I’m new to Zig so this may be a simple oversight on my part. I have read quite a few articles/threads about it as well as the source code. At least some of the material was probably pretty close but seems to be outdated compared with the latest dev builds, and I wasn’t able to determine the new equivalents to previous approaches by reading the standard lib.
When I tried using -femit-asm via CLI (like here), Zig didn’t resolve imported libraries correctly in the build. I’m not sure that I was formatting the command correctly though (in terms of providing additional arguments to correctly resolve the deps. I have a build.zig that does link the deps and builds fine, but I’m not sure how to bridge the gap between what I’ve got in my build.zig and what I’m trying to do on the CLI).
I’m basically grasping at straws and figured someone here can point me in the right direction. Any help is greatly appreciated!

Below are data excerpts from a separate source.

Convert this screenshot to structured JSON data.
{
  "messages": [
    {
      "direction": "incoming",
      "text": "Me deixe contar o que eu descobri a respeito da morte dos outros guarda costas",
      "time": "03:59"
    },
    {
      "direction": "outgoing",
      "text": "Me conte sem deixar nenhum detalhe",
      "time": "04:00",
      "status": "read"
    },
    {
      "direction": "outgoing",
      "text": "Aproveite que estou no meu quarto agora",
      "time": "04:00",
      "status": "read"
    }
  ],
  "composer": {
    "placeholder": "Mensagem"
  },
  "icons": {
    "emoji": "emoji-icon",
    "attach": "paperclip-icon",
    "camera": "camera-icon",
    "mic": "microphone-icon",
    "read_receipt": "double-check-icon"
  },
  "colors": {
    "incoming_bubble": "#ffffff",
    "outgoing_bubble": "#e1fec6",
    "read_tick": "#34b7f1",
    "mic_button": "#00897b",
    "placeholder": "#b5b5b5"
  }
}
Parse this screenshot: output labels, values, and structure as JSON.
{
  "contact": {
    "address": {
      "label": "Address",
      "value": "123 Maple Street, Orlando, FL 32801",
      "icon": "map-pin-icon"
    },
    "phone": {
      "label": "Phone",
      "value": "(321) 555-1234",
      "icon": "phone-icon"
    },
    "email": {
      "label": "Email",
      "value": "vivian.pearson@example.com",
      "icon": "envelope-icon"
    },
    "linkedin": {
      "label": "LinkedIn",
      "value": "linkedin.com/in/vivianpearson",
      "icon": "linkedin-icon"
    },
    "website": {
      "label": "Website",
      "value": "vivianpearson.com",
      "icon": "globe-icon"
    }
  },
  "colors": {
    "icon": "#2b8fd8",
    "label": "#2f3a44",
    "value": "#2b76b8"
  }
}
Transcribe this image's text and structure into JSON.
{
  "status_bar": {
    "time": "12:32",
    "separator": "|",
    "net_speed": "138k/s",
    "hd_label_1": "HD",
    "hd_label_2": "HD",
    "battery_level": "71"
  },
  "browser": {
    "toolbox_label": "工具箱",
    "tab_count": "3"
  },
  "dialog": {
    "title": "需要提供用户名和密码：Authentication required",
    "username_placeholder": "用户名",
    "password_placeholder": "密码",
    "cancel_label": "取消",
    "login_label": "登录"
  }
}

Personally when I want to look at assembly I either just use a debugger and set a breakpoint and let the debugger show me code/assembly or I use https://zig.godbolt.org/.

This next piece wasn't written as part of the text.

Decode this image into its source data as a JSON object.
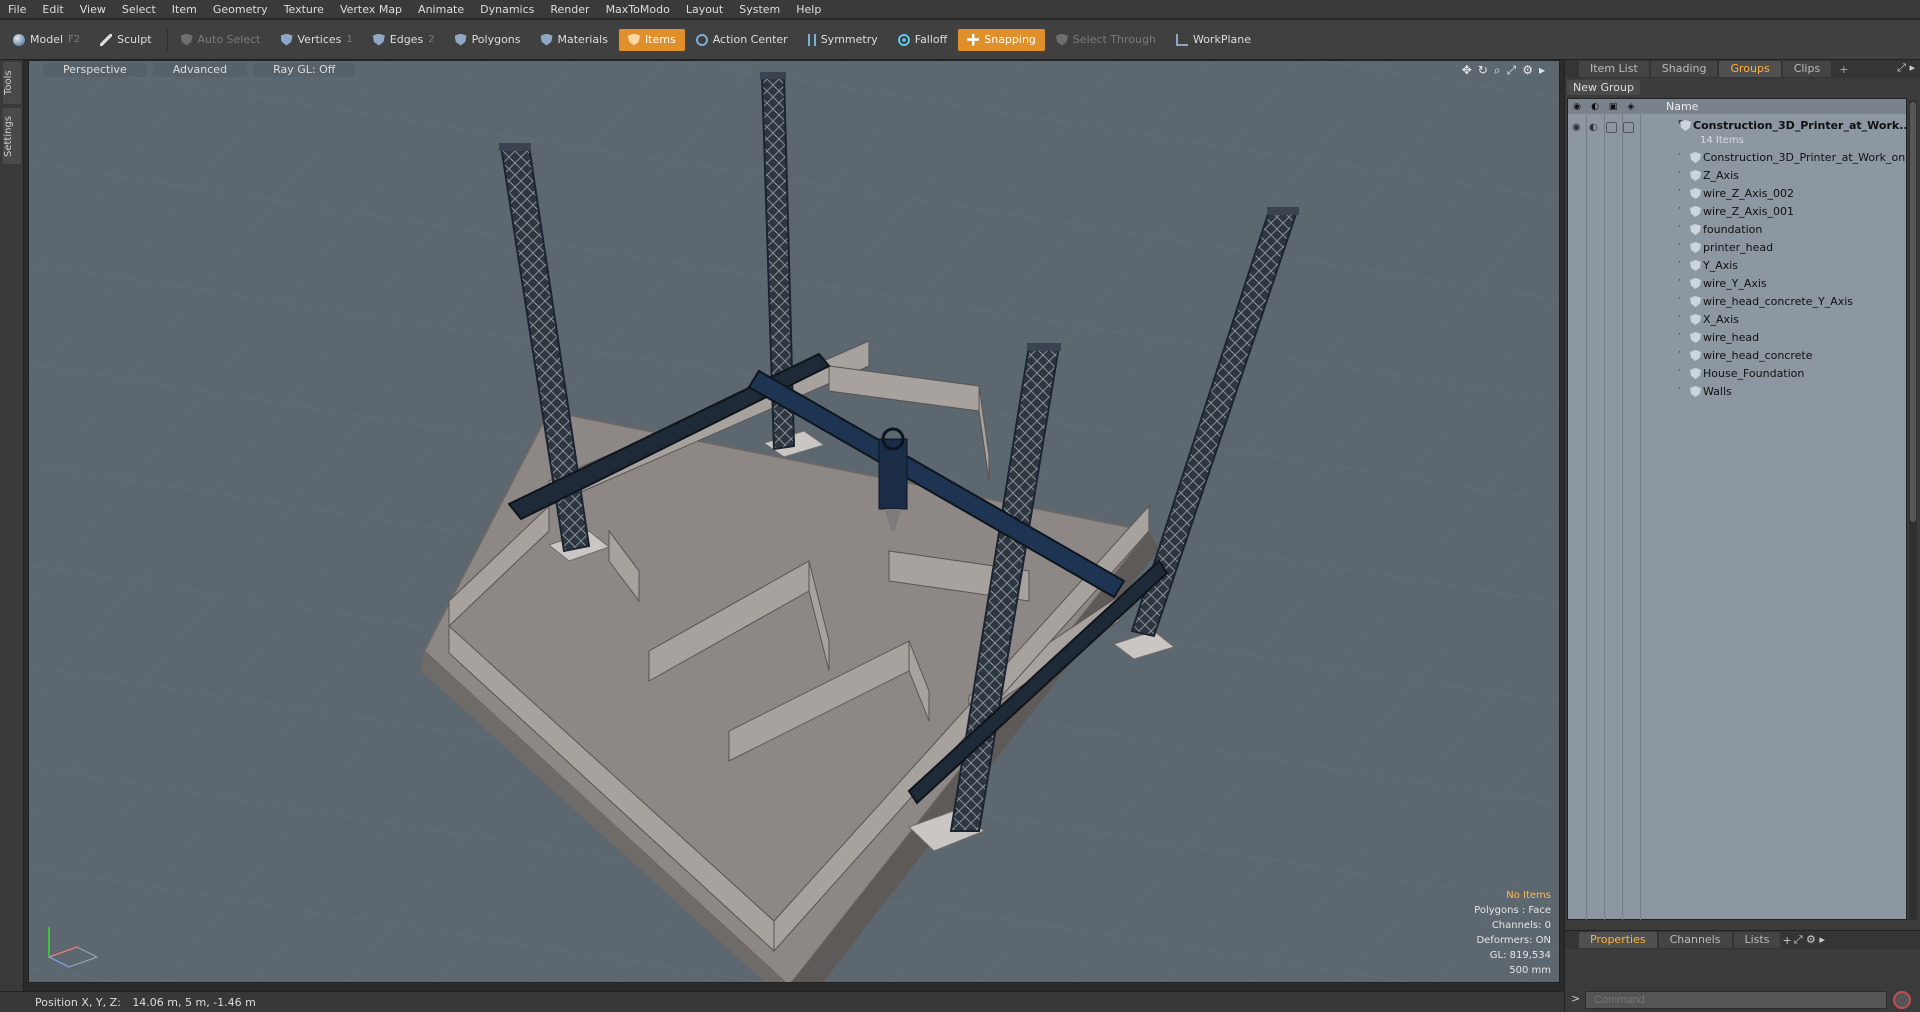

You also probably could use a general disassembler program or reverse engineering tools to just look at the executable directly, but I don’t have a lot of experience with those. I have used this a tiny bit and it was pretty nice GitHub - radareorg/iaito: Official QT frontend of radare2, it can probably do way more then I am aware of. (It seems GitHub - rizinorg/cutter: Free and Open Source Reverse Engineering Platform powered by rizin is a fork of it, but I don’t know which one is better / actively developed, I have only used iaito via extra/iaito package on manjaro, but I think both of them are available for other platforms)
You can use zig build <step> --verbose to see the commands and then remove the --listen=- and add -femit-asm to the build-exe command. Doing this it created two files in my directory <exe>.o and <exe>.s the .s file contains the readable asm style print.

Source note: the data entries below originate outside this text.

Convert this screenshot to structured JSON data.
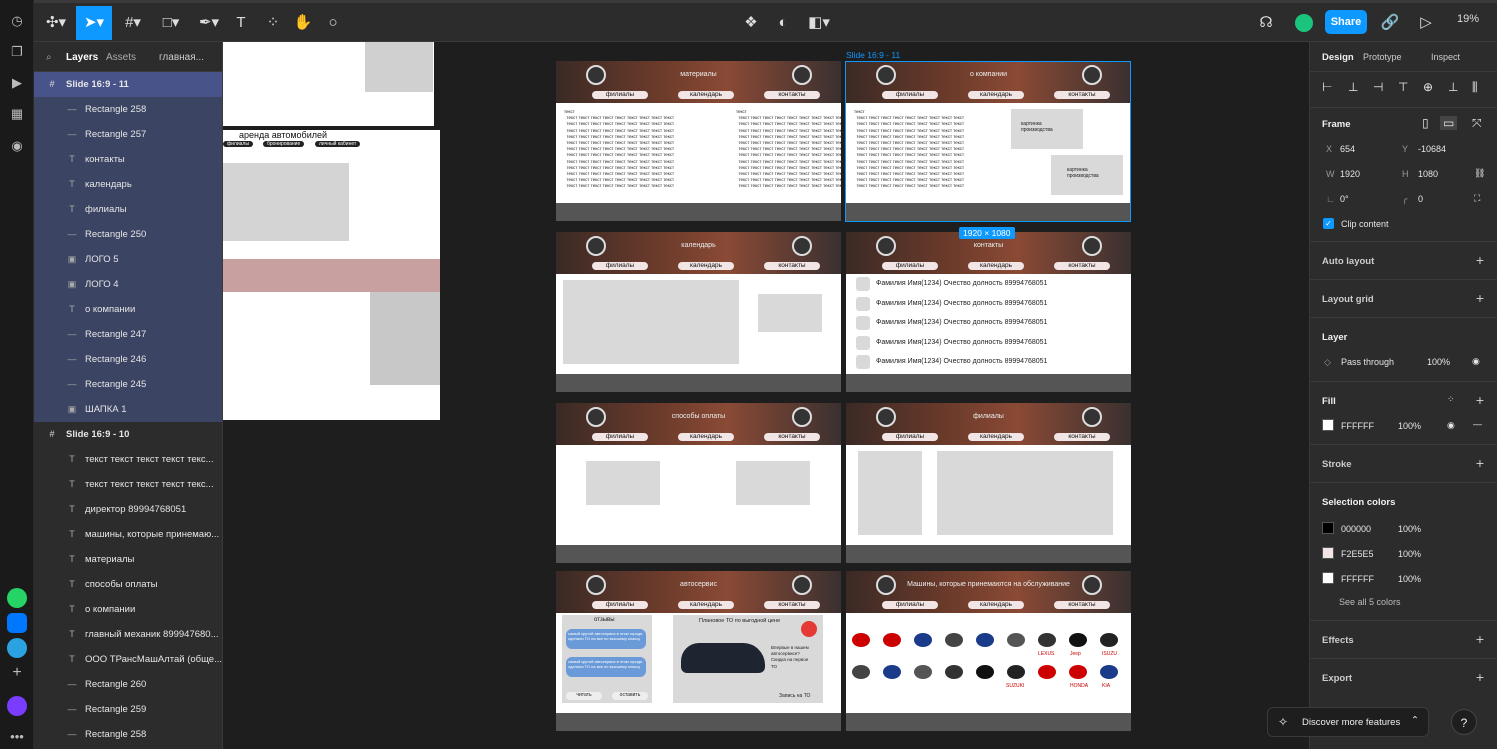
{
  "toolbar": {
    "share": "Share",
    "zoom": "19%"
  },
  "left_panel": {
    "tabs": [
      "Layers",
      "Assets",
      "главная..."
    ],
    "layers": [
      {
        "icon": "#",
        "name": "Slide 16:9 - 11",
        "frame": true,
        "selected": true
      },
      {
        "icon": "—",
        "name": "Rectangle 258",
        "sel": true
      },
      {
        "icon": "—",
        "name": "Rectangle 257",
        "sel": true
      },
      {
        "icon": "T",
        "name": "контакты",
        "sel": true
      },
      {
        "icon": "T",
        "name": "календарь",
        "sel": true
      },
      {
        "icon": "T",
        "name": "филиалы",
        "sel": true
      },
      {
        "icon": "—",
        "name": "Rectangle 250",
        "sel": true
      },
      {
        "icon": "▣",
        "name": "ЛОГО 5",
        "sel": true
      },
      {
        "icon": "▣",
        "name": "ЛОГО 4",
        "sel": true
      },
      {
        "icon": "T",
        "name": "о компании",
        "sel": true
      },
      {
        "icon": "—",
        "name": "Rectangle 247",
        "sel": true
      },
      {
        "icon": "—",
        "name": "Rectangle 246",
        "sel": true
      },
      {
        "icon": "—",
        "name": "Rectangle 245",
        "sel": true
      },
      {
        "icon": "▣",
        "name": "ШАПКА 1",
        "sel": true
      },
      {
        "icon": "#",
        "name": "Slide 16:9 - 10",
        "frame": true
      },
      {
        "icon": "T",
        "name": "текст текст текст текст текс..."
      },
      {
        "icon": "T",
        "name": "текст текст текст текст текс..."
      },
      {
        "icon": "T",
        "name": "директор 89994768051"
      },
      {
        "icon": "T",
        "name": "машины, которые принемаю..."
      },
      {
        "icon": "T",
        "name": "материалы"
      },
      {
        "icon": "T",
        "name": "способы оплаты"
      },
      {
        "icon": "T",
        "name": "о компании"
      },
      {
        "icon": "T",
        "name": "главный механик 899947680..."
      },
      {
        "icon": "T",
        "name": "ООО ТРансМашАлтай (обще..."
      },
      {
        "icon": "—",
        "name": "Rectangle 260"
      },
      {
        "icon": "—",
        "name": "Rectangle 259"
      },
      {
        "icon": "—",
        "name": "Rectangle 258"
      },
      {
        "icon": "—",
        "name": "Rectangle 257"
      }
    ]
  },
  "canvas": {
    "frame_label": "Slide 16:9 - 11",
    "size_badge": "1920 × 1080",
    "left_preview_title": "аренда автомобилей",
    "left_preview_nav": [
      "филиалы",
      "бронирование",
      "личный кабинет"
    ],
    "nav": [
      "филиалы",
      "календарь",
      "контакты"
    ],
    "slides": [
      {
        "title": "материалы"
      },
      {
        "title": "о компании",
        "img1": "картинка производства",
        "img2": "картинка производства"
      },
      {
        "title": "календарь"
      },
      {
        "title": "контакты"
      },
      {
        "title": "способы оплаты"
      },
      {
        "title": "филиалы"
      },
      {
        "title": "автосервис"
      },
      {
        "title": "Машины, которые принемаются на обслуживание"
      }
    ],
    "text_block": "текст\n  текст текст текст текст текст текст текст текст текст\n  текст текст текст текст текст текст текст текст текст\n  текст текст текст текст текст текст текст текст текст\n  текст текст текст текст текст текст текст текст текст\n  текст текст текст текст текст текст текст текст текст\n  текст текст текст текст текст текст текст текст текст\n  текст текст текст текст текст текст текст текст текст\n  текст текст текст текст текст текст текст текст текст\n  текст текст текст текст текст текст текст текст текст\n  текст текст текст текст текст текст текст текст текст\n  текст текст текст текст текст текст текст текст текст\n  текст текст текст текст текст текст текст текст текст",
    "contacts": [
      "Фамилия Имя(1234) Очество долность 89994768051",
      "Фамилия Имя(1234) Очество долность 89994768051",
      "Фамилия Имя(1234) Очество долность 89994768051",
      "Фамилия Имя(1234) Очество долность 89994768051",
      "Фамилия Имя(1234) Очество долность 89994768051"
    ],
    "service": {
      "reviews": "отзывы",
      "review_text": "самый крутой автосервис в этом городе, сделали ТО на все по высшему классу",
      "promo": "Плановое ТО по выгодной цене",
      "promo_side": "Впервые в нашем автосервисе? Скидка на первое ТО",
      "btn_read": "читать",
      "btn_leave": "оставить",
      "btn_book": "Запись на ТО"
    },
    "brands": [
      "ISUZU",
      "Jeep",
      "LEXUS",
      "SUZUKI",
      "HONDA",
      "KIA"
    ]
  },
  "right_panel": {
    "tabs": [
      "Design",
      "Prototype",
      "Inspect"
    ],
    "frame_label": "Frame",
    "x": "654",
    "y": "-10684",
    "w": "1920",
    "h": "1080",
    "rotation": "0°",
    "radius": "0",
    "clip": "Clip content",
    "auto_layout": "Auto layout",
    "layout_grid": "Layout grid",
    "layer_title": "Layer",
    "blend": "Pass through",
    "opacity": "100%",
    "fill_title": "Fill",
    "fill_hex": "FFFFFF",
    "fill_opacity": "100%",
    "stroke": "Stroke",
    "selection_colors": "Selection colors",
    "colors": [
      {
        "hex": "000000",
        "pct": "100%",
        "swatch": "#000000"
      },
      {
        "hex": "F2E5E5",
        "pct": "100%",
        "swatch": "#F2E5E5"
      },
      {
        "hex": "FFFFFF",
        "pct": "100%",
        "swatch": "#FFFFFF"
      }
    ],
    "see_all": "See all 5 colors",
    "effects": "Effects",
    "export": "Export"
  },
  "discover": "Discover more features",
  "help": "?"
}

I think I would prefer a tool like iaito, because with that it can help you jumping around in the code and visualize/show connections. Apparently it also has plugins, so who knows what else might be possible.
Thank you, I used your instructions on the CLI commands and was able to get the .s file. That’s definitely miles ahead of where I was, already! I’ll look into some of the other options and tools that you mentioned as well.
I will also say re the debugger, I’m using cppvsdbg with VSCode and I don’t see any assembly, maybe I’m not configured correctly or it’s just not great through VSCode. What debugger are you using?